Cycling tames power fluctuations near optimum efficiency
Viktor Holubec, Artem Ryabov

TL;DR
This paper shows that cyclic, quasi-static heat engines can achieve near-Carnot efficiency at high power without large fluctuations, overcoming a fundamental thermodynamic trade-off.
Contribution
It introduces a design principle for heat engines that operate cyclically under quasi-static conditions to bypass the fluctuation-power trade-off.
Findings
Cyclic quasi-static engines can operate efficiently with low fluctuations.
The model demonstrates the fundamental difference between work in cyclic and quasi-static engines.

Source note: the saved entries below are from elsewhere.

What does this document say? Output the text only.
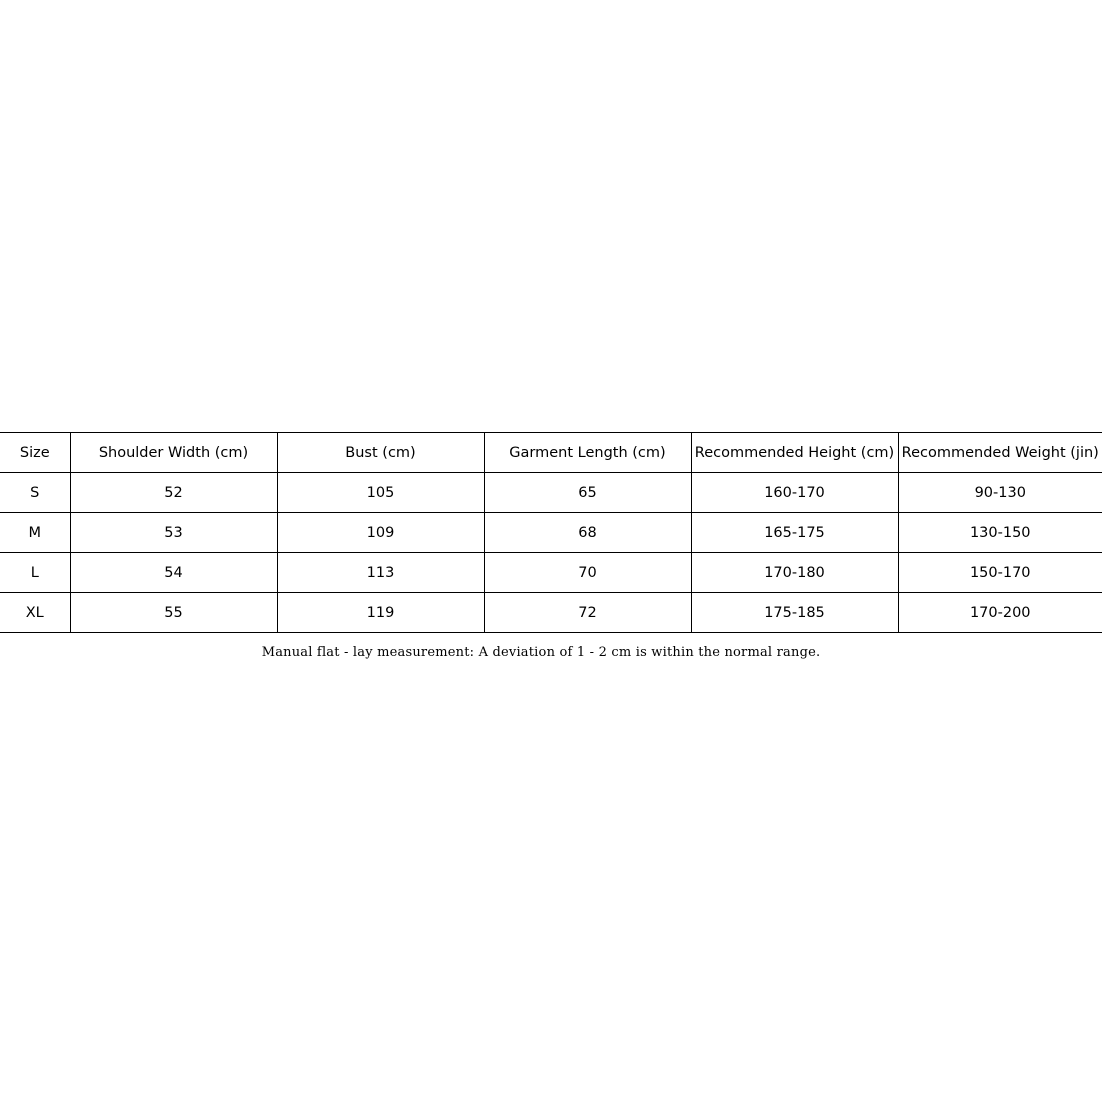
Size	Shoulder Width (cm)	Bust (cm)	Garment Length (cm)	Recommended Height (cm)	Recommended Weight (jin)
S	52	105	65	160-170	90-130
M	53	109	68	165-175	130-150
L	54	113	70	170-180	150-170
XL	55	119	72	175-185	170-200
Manual flat - lay measurement: A deviation of 1 - 2 cm is within the normal range.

Experimental models confirm the theoretical predictions.
Abstract
According to the laws of thermodynamics, no heat engine can beat the efficiency of a Carnot cycle. This efficiency traditionally comes with vanishing power output and practical designs, optimized for power, generally achieve far less. Recently, various strategies to obtain Carnot's efficiency at large power were proposed. However, a thermodynamic uncertainty relation implies that steady-state heat engines can operate in this regime only at the cost of large fluctuations that render them immensely unreliable. Here, we demonstrate that this unfortunate trade-off can be overcome by designs operating cyclically under quasi-static conditions. The experimentally relevant yet exactly solvable model of an overdamped Brownian heat engine is used to illustrate the formal result. Our study highlights that work in cyclic heat engines and that in quasi-static ones are different stochastic processes.